Kansas state rep: Black people ‘responded the worst’ to marijuana because of ‘their genetics’
A GOP lawmaker in Kansas said that African-Americans “responded the worst” to marijuana because of their “genetics” and “character makeup.”
State Rep. Steve Alford (R) said at a “Legislative Coffee” session on Saturday that Jim Crow-era policies banning drugs such as pot were to protect other citizens from the drug use of black Americans.
“Basically any way you say it, marijuana is an entry drug into the higher drugs,” Alford said, as first reported by The Garden City Telegram. “What you really need to do is go back in the ’30s, when they outlawed all types of drugs in Kansas and across the United States.”
“What was the reason why they did that?
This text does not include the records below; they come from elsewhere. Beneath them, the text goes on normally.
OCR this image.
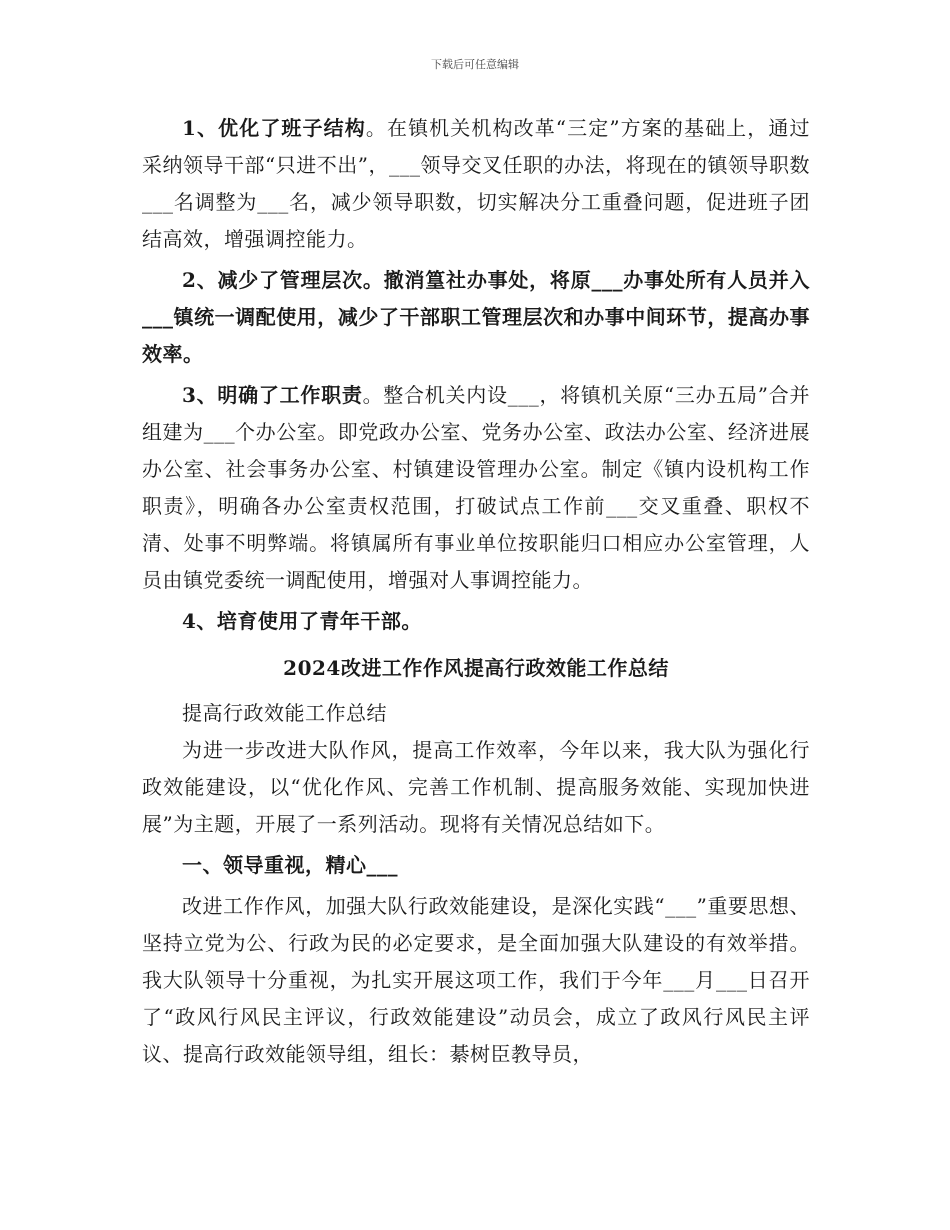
下载后可任意编辑

1、优化了班子结构。在镇机关机构改革“三定”方案的基础上，通过采纳领导干部“只进不出”，___领导交叉任职的办法，将现在的镇领导职数___名调整为___名，减少领导职数，切实解决分工重叠问题，促进班子团结高效，增强调控能力。

2、减少了管理层次。撤消篁社办事处，将原___办事处所有人员并入___镇统一调配使用，减少了干部职工管理层次和办事中间环节，提高办事效率。

3、明确了工作职责。整合机关内设___，将镇机关原“三办五局”合并组建为___个办公室。即党政办公室、党务办公室、政法办公室、经济进展办公室、社会事务办公室、村镇建设管理办公室。制定《镇内设机构工作职责》，明确各办公室责权范围，打破试点工作前___交叉重叠、职权不清、处事不明弊端。将镇属所有事业单位按职能归口相应办公室管理，人员由镇党委统一调配使用，增强对人事调控能力。

4、培育使用了青年干部。

2024改进工作作风提高行政效能工作总结

提高行政效能工作总结

为进一步改进大队作风，提高工作效率，今年以来，我大队为强化行政效能建设，以“优化作风、完善工作机制、提高服务效能、实现加快进展”为主题，开展了一系列活动。现将有关情况总结如下。

一、领导重视，精心___

改进工作作风，加强大队行政效能建设，是深化实践“___”重要思想、坚持立党为公、行政为民的必定要求，是全面加强大队建设的有效举措。我大队领导十分重视，为扎实开展这项工作，我们于今年___月___日召开了“政风行风民主评议，行政效能建设”动员会，成立了政风行风民主评议、提高行政效能领导组，组长：綦树臣教导员，
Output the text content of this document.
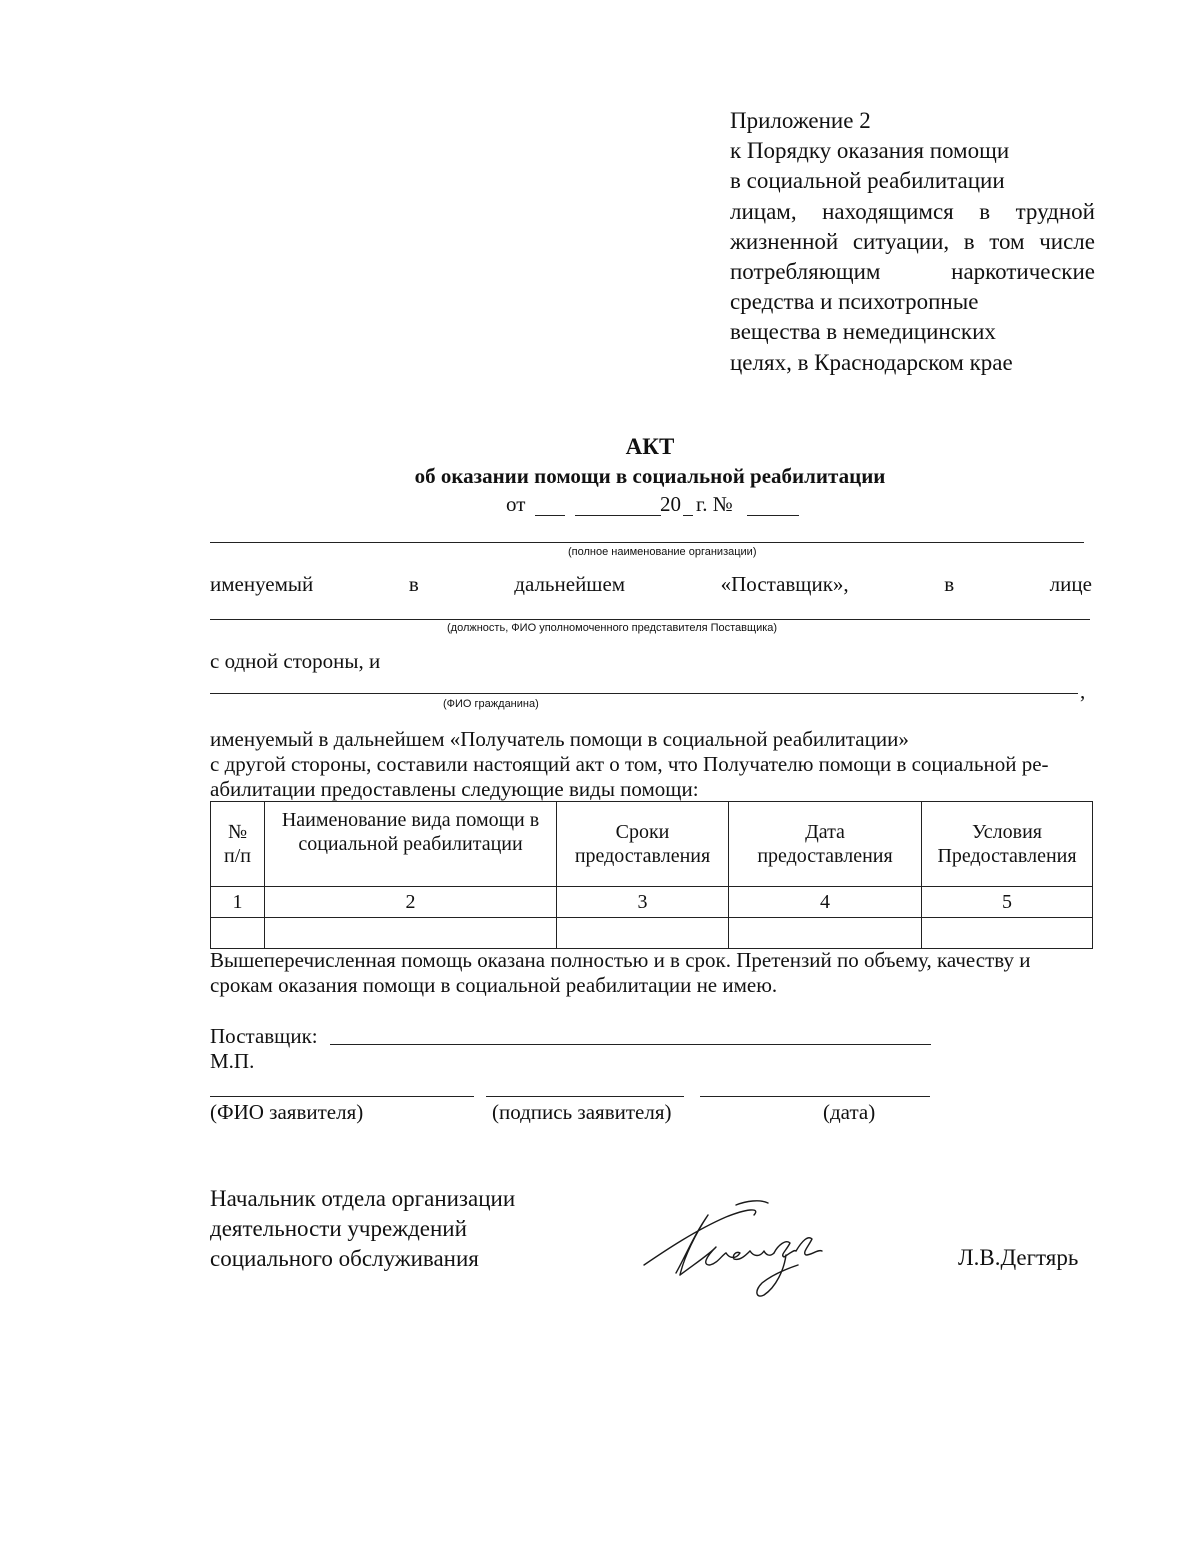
Приложение 2
к Порядку оказания помощи
в социальной реабилитации
лицам, находящимся в трудной
жизненной ситуации, в том числе
потребляющим наркотические
средства и психотропные
вещества в немедицинских
целях, в Краснодарском крае
АКТ
об оказании помощи в социальной реабилитации
от	20 г. №
(полное наименование организации)
именуемый	в	дальнейшем	«Поставщик»,	в	лице
(должность, ФИО уполномоченного представителя Поставщика)
с одной стороны, и
,
(ФИО гражданина)
именуемый в дальнейшем «Получатель помощи в социальной реабилитации»
с другой стороны, составили настоящий акт о том, что Получателю помощи в социальной ре-
абилитации предоставлены следующие виды помощи:
№ п/п	Наименование вида помощи в социальной реабилитации	Сроки предоставления	Дата предоставления	Условия Предоставления
1	2	3	4	5

Вышеперечисленная помощь оказана полностью и в срок. Претензий по объему, качеству и
срокам оказания помощи в социальной реабилитации не имею.
Поставщик:
М.П.
(ФИО заявителя)	(подпись заявителя)	(дата)
Начальник отдела организации
деятельности учреждений
социального обслуживания	Л.В.Дегтярь
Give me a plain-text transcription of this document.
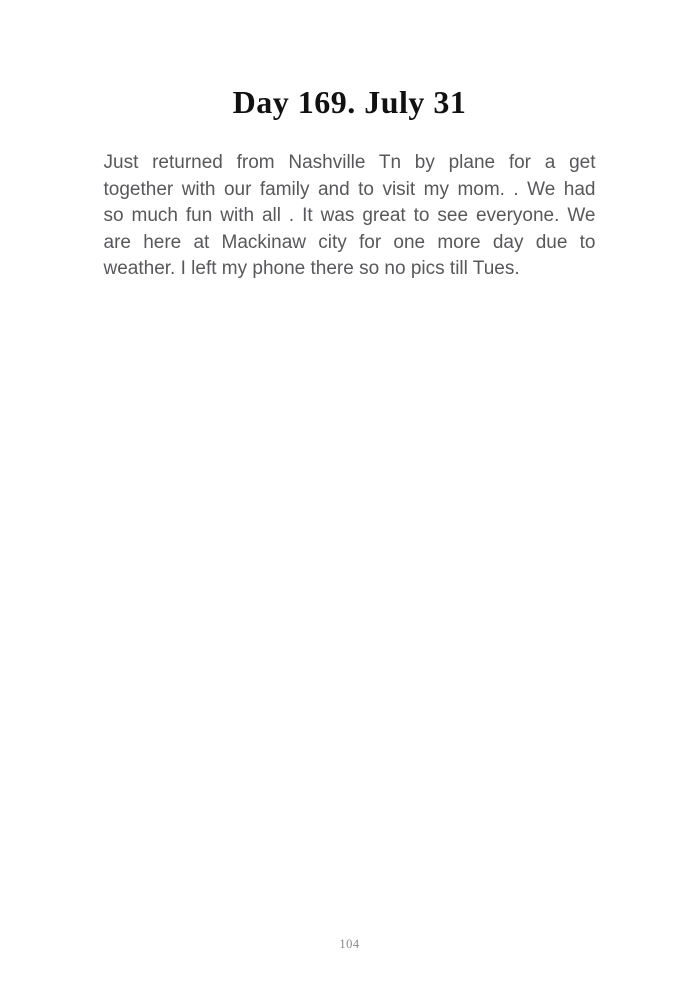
Day 169. July 31
Just returned from Nashville Tn by plane for a get
together with our family and to visit my mom. . We had
so much fun with all . It was great to see everyone. We
are here at Mackinaw city for one more day due to
weather. I left my phone there so no pics till Tues.
104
One of the reasons why, I hate to say it, was that the African-Americans, they were basically users and they basically responded the worst to those drugs just because of their character makeup, their genetics and that,” he continued.
“And so basically what we’re trying to do is we’re trying to do a complete reverse, with people not remembering what has happened in the past.”
Alford was talking to a crowd with no black people present, according to the Telegram.
The lawmaker was responding to an argument by Zach Worf, president of Finney County Democrats, in favor of legalizing marijuana in Kansas, saying it could help the state’s economy.
Worf said he later told Alford that his comments were “the most racist thing [he had] ever heard.”
Other Republican state lawmakers later disagreed with Alford’s comments.